Jamieson Webster: “Sick Bodies, Hysterical Pregnancies, ISIS Wives”

Jamieson Webster: “Sick Bodies, Hysterical Pregnancies, ISIS Wives”

“Conversion is linked to combustible effects, to desires and fears that remain hidden, unspoken, but ripe, a demand that takes place through the body. This is certainly the situation with the original “conversion hysterics” of psychoanalysis. “I have a sounding board in my abdomen…if anything happens, it starts up my old pain,” said a woman to Breur in Studies in Hysteria (1895, p. 204). Some thirty-odd pages later, Freud takes over, as he would do, this hysteric’s imagery as his own, laying down the foundation for the existence of “unconscious ideas” and the “splitting” of the mind on the basis of her words. Freud writes, “the lively affects into which they are thrown by relatively trivial causes become more intelligible if we reflect that the ‘split-off’ mind acts like a sounding-board to the note of a tuning fork.” Conversion hysteria is an act that preserves some part of your psyche or emotional life in the body, not allowing it to undergo the usual wearing away.

These women’s bodies and personalities move in concert — Breur and Freud describing them as lively, restless, intolerant of monotony, volatile, and impressionable. The unity of soma-psyche in conversion hysteria provides Freud, paradoxically, with a model of the dis-unity of the human mind. Or perhaps better, this logical ordering of their disorder provides Freud with a similar psychological theory. Breur and Freud followed the signals on their body from strange paralyses and pains, blackouts, coughing fits, and the like. The goal was not simply the removal of the pathogenic disturbance in order to return to normal. Freud abandons the cathartic aim — perhaps something closer to an idea deconversion — because it doesn’t last. He must find a more radical change, leaving us with one of the greatest of tautologies in psychoanalysis: conversion must be subject to conversion.”

Click here to read full essay at Public Seminar

Evan Malater’s Commentary:

I wanted to take up one of the evocative points in Jamieson’s latest writing on conversion disorder. She writes:

“With so many seeking recourse to pharmacological treatments or bodily modification of various sorts, plastic and otherwise; with young men and women seemingly willing to direct violence at any-body, including themselves, in the name of powerful religious ideals.”

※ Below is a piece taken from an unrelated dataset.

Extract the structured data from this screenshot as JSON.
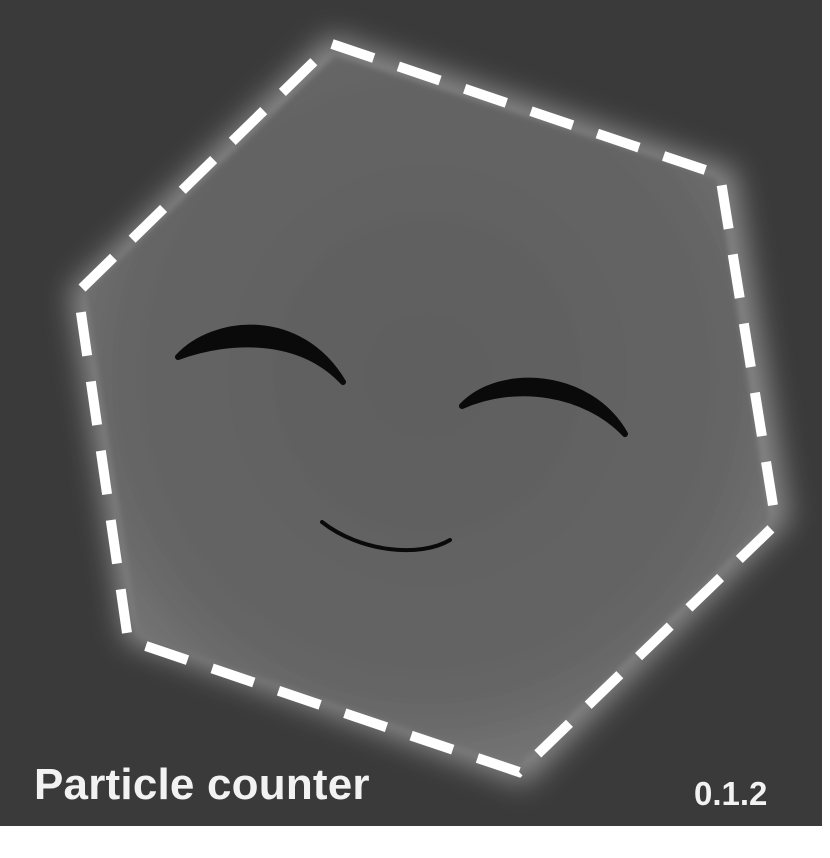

I wonder if we can think about her connection of ISIS and fundamentalism in general as being part of an obsession with effecting change directly on the level of the body in a way that finds a thread running from new age therapies, body modification of all kind and the obsession of the terrorist with policing the compliance of (mainly female) bodies and dismembering the bodies of those designated as alien bodies. I was taken by this article in The New York Times that offered the following as a basis for thinking about fundamentalism. We should actually find out what they do – not from our own projections but from talking to those who have been part of it. In his article “The Soft Power of Militant Jihad,” Thomas Hegghammer writes:

“For the past four years I have been studying what jihadis do in their spare time. The idea is simple: To really understand a community, we need to look at everything its members do.”

It turns out that what they do is tell their dreams to each other. Also:

“When jihadis aren’t fighting — which is most of the time — they enjoy storytelling and watching films, cooking and swimming. The social atmosphere (at least for those who play by the rules) is egalitarian, affectionate and even playful.”

“In any large jihadi group there might be a few people who specialize in composing or memorizing poems…”

“Perhaps more important than poems for jihadis are dreams, which they believe can contain instructions from God or premonitions of the future. Both leaders and foot soldiers say they sometimes rely on nighttime visions for decision making.”

Hegghammer adds that within jihad culture, men who can weep openly when filled with passion are most admired. Speaking of ISIS founder Zarqawi, he says:

“Few people in the West are aware that he also went by the nickname He Who Weeps a Lot. Mr. Zarqawi was known for weeping during prayer and when speaking about Muslim women’s suffering under occupation.”

So, if you long for a place of music, poetry, dream interpretation where men are allowed to weep and moreso are admired for it, ISIS might be for you.

While this might all seem a tangent to Jamieson’s thinking about conversion disorder, we can go back to her piece that starts by considering the word ‘conversion’ itself as a word rooted in religion. The jihadi is converted in a way that is ultimately rooted in an ideology of the body. But that ideology is filled with song, poem and dream, all the things we consider the essence of sublime advanced non brutal culture.

The key might be that the fundamentalist today who hates modern ideology is nevertheless as captive to the very same ideology he hates. As Zizek has commented, a ‘true’ religious fundamentalist is not obsessed with this world and its bodies and behavior but rather finds mystical truth in a way that is not constantly obsessed with the bodies of others in the finite ungodly secular world, in a way that sustains itself in its own unworldly theology.